Animal platforms to study Multiple Myeloma:
In any case, once a therapy is developed, before it reaches the patients it must be tested in animal models. It is important to have models that reproduce human disease as faithfully as possible, so that the treatments tested give results that can be extrapolated to reality. Until recently, however, there were no good models of multiple myeloma that would allow this disease to be studied correctly. To solve this, the CRIS Unit has developed an absolutely pioneering predictive mouse model. Human multiple myeloma develops in the patient’s own immune environment. Because the researchers are dealing with the human disease, not the animal equivalent, this model is ideal for evaluating treatments that will one day reach patients.

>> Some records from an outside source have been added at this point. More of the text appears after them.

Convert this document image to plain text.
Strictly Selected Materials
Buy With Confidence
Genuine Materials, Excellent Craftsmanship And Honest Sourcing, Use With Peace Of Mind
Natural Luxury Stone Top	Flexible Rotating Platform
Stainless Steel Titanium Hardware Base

Role of Mitochondria in Multiple Myeloma:
The CRIS Unit not only works on cell therapies. Over the past few years, they have focused on cell energy centres, mitochondria. They observed that as the myeloma advances and progresses, the number, size, and activity of the mitochondria increase. This makes mitochondria a potential therapeutic target, as there are drugs, such as tigecycline, which can be targeted against them. For the moment, they have shown that this is so in cell models, and that in combination with one of the standard therapies, bortezomib, attacking mitochondria can be very effective in slowing the progression of myeloma. This finding has been published in the international journal Cancers.
There is a new take on this advance: If the number and size of mitochondria correlates with whether abnormal cells can progress to more advanced stages of myeloma, we could measure the size and number of mitochondria to predict whether patients will worsen. There is a quick and inexpensive method already implemented in hospitals to do this. Therefore, thanks to this project we could be facing a new and effective predictive test of whether patients are going to get worse.
New targets in the treatment of Multiple Myeloma:
Dr. Miguel Gallardo, who is part of the Unit’s team, has found that a protein called HNRNPK could play an important role in the development of blood tumours such as myeloma. It is a striking protein that under normal conditions helps the cell to overcome periods of stress. However, if it is out of control, it could contribute to healthy cells transforming into tumour cells. This protein is therefore of great interest and the team is analysing in depth how this protein works and trying to determine how to translate this to the clinic.